Críticas


ESTRANHA PERFEITA, A

De: JAMES FOLEY
Com: HALLE BERRY, BRUCE WILLIS, GIOVANNI RIBISI
05.05.2007
Por João Mattos
ARGUMENTO HITCHCOCKIANO INVOLUNTÁRIO

Impressiona constatar como certas obras acabam corroborando, como inocentes úteis, as idéias concebidas por outros artistas, com os quais estas mesmas obras têm um parentesco distante, primordialmente por elos de filiação de gênero, e depois pela influência inegável e enorme de um criador maior no, digamos, inconsciente coletivo de um setor de realização artística. Bom exemplo é este A Estranha Perfeita, filme que tem uma daquelas conclusões metidas a segredo genial, que, por sinal, não será explicado por aqui, a não ser por uma mui discreta, porém forte pista que será dada numa frase.



Sobre a idéia que o filme acaba apoiando sem querer: esta é uma obra de suspense, e ainda que não seja influenciada de maneira óbvia por Alfred Hitchcock (citação, gramática de estilo cinematográfico, etc), reforça o valor de uma das idéias mais caras ao cineasta inglês: a distinção do que é suspense. A tese hitchcockiana em linhas gerais é esta (a memória pode nos trair em certos detalhes do exemplo dado, mas em essência é isso aí mesmo): se numa cena mostramos uma bomba explodindo dentro de um restaurante, sem aviso nenhum ao espectador de que isso ia acontecer, temos uma surpresa; se a explosão continuasse ocorrendo, mas antes dela fosse mostrado alguém, como um garoto, um mensageiro, carregando até o restaurante uma maleta pela cidade sem saber que nela estivesse uma bomba, e sendo tal informação fornecida para a platéia, ela faria com que todos os espectadores ficassem nervosos, ansiosos, querendo saber o que vai acontecer (será que vai explodir?, o garoto vai se salvar?). Isto seria o suspense: a excitação real da platéia com uma informação que personagens no filme não têm, e que afeta muito a vida deles.

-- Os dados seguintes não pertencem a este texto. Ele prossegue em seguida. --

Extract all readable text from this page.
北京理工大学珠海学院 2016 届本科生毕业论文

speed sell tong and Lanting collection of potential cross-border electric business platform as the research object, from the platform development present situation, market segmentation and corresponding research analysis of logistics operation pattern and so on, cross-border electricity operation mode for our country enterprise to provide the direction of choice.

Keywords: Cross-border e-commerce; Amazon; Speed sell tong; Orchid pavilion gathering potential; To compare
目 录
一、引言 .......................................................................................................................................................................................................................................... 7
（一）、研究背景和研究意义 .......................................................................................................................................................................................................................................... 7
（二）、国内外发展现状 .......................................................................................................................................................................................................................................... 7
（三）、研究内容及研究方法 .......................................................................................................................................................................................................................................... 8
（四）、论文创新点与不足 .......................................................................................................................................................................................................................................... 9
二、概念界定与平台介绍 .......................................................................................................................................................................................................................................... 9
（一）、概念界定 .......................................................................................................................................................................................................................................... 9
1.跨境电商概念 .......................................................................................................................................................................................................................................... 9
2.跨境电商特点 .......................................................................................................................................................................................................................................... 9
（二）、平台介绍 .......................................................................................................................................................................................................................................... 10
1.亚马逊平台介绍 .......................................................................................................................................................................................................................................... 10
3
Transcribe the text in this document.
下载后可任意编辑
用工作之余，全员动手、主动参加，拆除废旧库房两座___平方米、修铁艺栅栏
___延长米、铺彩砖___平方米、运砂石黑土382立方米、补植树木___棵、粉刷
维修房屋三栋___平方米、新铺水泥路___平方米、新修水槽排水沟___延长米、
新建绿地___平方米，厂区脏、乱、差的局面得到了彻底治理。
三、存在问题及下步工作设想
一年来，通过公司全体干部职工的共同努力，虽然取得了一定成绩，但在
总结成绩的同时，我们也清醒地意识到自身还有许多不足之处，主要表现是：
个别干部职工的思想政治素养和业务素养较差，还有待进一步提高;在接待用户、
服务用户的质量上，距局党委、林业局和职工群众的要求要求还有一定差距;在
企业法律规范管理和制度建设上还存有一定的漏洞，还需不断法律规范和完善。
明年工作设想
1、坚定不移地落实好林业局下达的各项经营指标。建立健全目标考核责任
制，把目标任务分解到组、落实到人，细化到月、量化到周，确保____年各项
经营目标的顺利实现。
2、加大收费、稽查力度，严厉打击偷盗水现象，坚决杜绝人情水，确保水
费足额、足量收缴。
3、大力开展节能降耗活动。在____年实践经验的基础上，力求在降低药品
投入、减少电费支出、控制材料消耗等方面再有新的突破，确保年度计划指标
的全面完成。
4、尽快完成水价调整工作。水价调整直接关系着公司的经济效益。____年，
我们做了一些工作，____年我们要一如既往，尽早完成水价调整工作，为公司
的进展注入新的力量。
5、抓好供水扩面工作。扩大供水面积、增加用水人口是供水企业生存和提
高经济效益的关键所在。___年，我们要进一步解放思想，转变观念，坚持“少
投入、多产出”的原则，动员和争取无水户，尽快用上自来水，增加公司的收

Hitchcock usava o exemplo para argumentar que preferia o suspense à surpresa (a partir daí usaremos o termo suspense-surpresa), pois a segunda coisa choca a platéia, mas não traz o grau de compartilhamento emocional que o suspense tem, sem falar que, para surpreender as pessoas, qualquer arranjo de dramaturgia absurdo pode ser feito, apenas para justificar o truque de surpreender o máximo possível. O cineasta aproveitava para com isso também menosprezar o whodunit (contração do termo inglês who done it?, ou seja quem fez?, porém significando quem matou?, pois quase sempre se refere a mistérios de assassinato), forma mais notória do suspense-surpresa (seja nas telas, em livros, na TV ou até no teatro), mas mesmo Hitchcock fez filmes deste tipo como Pavor nos Bastidores, 1950. O curioso é que apesar de ter sido o diretor mais popular que a sétima arte já teve, Hitchcock não estava em sintonia com o gosto da platéia por suspenses-surpresa, já que o grande público adora este tipo de obra e as empresas que fazem este tipo de produto apostam nisto.



A Estranha Perfeita, é um filme de suspense-surpresa, é um filme de quem matou. Halle Berry como uma jornalista bem intencionada, cujo engajamento a leva a fazer sensacionalismo na profissão sem hesitar - é constrangedora sua primeira cena -, vai investigar o sumiço, depois confirmado como assassinato, de uma velha amiga, que pode ter se envolvido com um megaempresário (Bruce Willis); disfarçada, ela vai trabalhar na companhia do sujeito. A cada passo que dá, auxiliada por um amigo de imprensa (Giovanni Ribisi), descobre indícios que apontam com clareza para a culpa do homem poderoso. Estranha não quer mais que, em primeiro lugar, manipular epidermicamente a emoção do espectador – e não é por isso que é muito ruim, mas por apostar com pujança demais nessa tática usando de um grau de pomposidade séria que termina cômica (nisso se parece demais com outro filme que esteve em cartaz no Brasil, Número 23, de Joel Schumacher). Não se trata de rejeitar por completo esse tipo de cinema, pois mesmo suspenses-surpresas conseguem atingir um grau de excelência, graças à ironia perspicaz com que articulam o rocambolesco de suas reviravoltas (Os Suspeitos, de Bryan Singer, 1995).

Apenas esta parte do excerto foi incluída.